Novels that mention Mozart


1. Da Vinci Code


For anyone familiar with Dan Brown’s controversial bestseller The Da Vinci Code, we come across a reference in page 134, well, in some of our own copies. Robert Langdon the Professor is talking to his students about PHI, which he calls the Divine Proportion or 1.618. He says it occurs in nature, in art, in architecture, and “appeared in the organizational structure of Mozart’s sonatas.”  Da Vinci Code by Dan Brown (p.134)

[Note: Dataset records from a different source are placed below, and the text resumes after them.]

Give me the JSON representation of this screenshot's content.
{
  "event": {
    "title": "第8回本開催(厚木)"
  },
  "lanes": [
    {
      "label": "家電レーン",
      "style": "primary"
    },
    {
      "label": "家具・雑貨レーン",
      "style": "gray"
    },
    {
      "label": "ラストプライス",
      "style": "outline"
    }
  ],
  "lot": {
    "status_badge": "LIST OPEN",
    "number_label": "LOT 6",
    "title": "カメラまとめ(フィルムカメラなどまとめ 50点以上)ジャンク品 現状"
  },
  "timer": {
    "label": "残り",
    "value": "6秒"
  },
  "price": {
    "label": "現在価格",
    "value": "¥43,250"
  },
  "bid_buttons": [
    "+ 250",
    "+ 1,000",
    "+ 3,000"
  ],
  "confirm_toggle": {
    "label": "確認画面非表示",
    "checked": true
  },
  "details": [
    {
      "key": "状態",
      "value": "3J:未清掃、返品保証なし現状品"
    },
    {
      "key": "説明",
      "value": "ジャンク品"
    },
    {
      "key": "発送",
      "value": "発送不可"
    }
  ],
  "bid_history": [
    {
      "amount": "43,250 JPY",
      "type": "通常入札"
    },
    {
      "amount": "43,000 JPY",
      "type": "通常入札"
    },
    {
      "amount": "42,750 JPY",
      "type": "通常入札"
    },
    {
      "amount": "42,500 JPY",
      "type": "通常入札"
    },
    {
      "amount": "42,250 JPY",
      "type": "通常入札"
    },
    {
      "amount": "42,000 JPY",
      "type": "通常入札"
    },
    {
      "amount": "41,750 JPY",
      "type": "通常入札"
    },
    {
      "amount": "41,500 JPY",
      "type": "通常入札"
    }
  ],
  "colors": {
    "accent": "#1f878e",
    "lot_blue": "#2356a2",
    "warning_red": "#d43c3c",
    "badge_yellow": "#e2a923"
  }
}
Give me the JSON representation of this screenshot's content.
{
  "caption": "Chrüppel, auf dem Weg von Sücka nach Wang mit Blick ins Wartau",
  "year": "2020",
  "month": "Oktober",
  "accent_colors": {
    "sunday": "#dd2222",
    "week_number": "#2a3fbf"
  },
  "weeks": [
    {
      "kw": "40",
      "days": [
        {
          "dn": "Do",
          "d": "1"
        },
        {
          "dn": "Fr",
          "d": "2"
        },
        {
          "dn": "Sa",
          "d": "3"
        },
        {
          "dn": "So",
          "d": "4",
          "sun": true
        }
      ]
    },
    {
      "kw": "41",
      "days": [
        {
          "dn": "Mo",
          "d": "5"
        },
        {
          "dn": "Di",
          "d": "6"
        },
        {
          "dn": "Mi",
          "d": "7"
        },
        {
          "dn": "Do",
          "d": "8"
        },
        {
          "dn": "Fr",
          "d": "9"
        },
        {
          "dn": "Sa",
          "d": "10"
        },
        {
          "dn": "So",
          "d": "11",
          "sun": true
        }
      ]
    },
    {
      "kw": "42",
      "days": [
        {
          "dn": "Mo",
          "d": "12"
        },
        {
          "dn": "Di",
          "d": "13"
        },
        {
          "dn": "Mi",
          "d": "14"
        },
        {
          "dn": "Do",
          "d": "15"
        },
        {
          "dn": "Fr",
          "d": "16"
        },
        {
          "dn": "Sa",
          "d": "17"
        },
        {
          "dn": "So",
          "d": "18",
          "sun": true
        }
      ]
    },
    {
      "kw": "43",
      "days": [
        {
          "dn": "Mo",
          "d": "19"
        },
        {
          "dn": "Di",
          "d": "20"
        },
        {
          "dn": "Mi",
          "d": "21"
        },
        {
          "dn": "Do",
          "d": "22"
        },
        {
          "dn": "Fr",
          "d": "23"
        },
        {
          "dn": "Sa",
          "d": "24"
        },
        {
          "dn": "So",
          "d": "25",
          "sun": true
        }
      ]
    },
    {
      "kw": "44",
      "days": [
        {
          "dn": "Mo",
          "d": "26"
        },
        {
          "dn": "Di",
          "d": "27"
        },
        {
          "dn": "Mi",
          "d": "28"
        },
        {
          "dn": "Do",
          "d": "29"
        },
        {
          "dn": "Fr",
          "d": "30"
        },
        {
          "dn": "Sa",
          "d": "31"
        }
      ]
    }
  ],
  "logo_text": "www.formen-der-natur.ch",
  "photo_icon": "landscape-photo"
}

(Contributed by Terry McIntee) 

2. An Angel at my Table


"One evening however, when Karl and Kay brought two records, 'A Little Night Music' and Beethoven's Violin Concerto played by David Oistrach, Frank said, 'We can play them on Janet's radiogram.' Accepting it. I can see that room with the bare wallboard and the wooden floor which Frank oiled each Saturday morning with a mop soaked in linseed oil ('it keeps down the dust'), with the canvas chairs ('the most comfortable type') with their wooden arms, the room that already held all the characters from War and Peace, Anna Karenina, the stories of Tolstoy and Chekhov, from Proust, Flaubert, Olive Schreiner, Doris Lessing, receiving now the music of Mozart and Beethoven while we listen."  An Angel at my Table by Janet Frame (p.152, Vintage Edition)

(Contributed by Terry McIntee)



3.   Snow Falling on Cedars


This is another of those books we read along the way with a mention of Mozart.  Isn't it great when Mozart pops up in literature and other media? I read Snow Falling on Cedars recently and loved the part where Ishmail Chambers sees a recording of the Jupiter on the record player beside his mother's bed, and he imagines her lying there listening to Mozart.  Snow Falling on Cedars is a novel written by David Guterson published by Vintage Books. It's supposed to be inspired by an all-time bestseller, Harper Lee's To Kill a Mockingbird.

(Contributed by Liz Ringrose.)



Note: One of my Mozart groups way back July 2006 planned on listing novels where Mozart is quoted. This list has been revived today, Nov 18, 2012,  intended to be an ongoing post, with latest contribution/s added.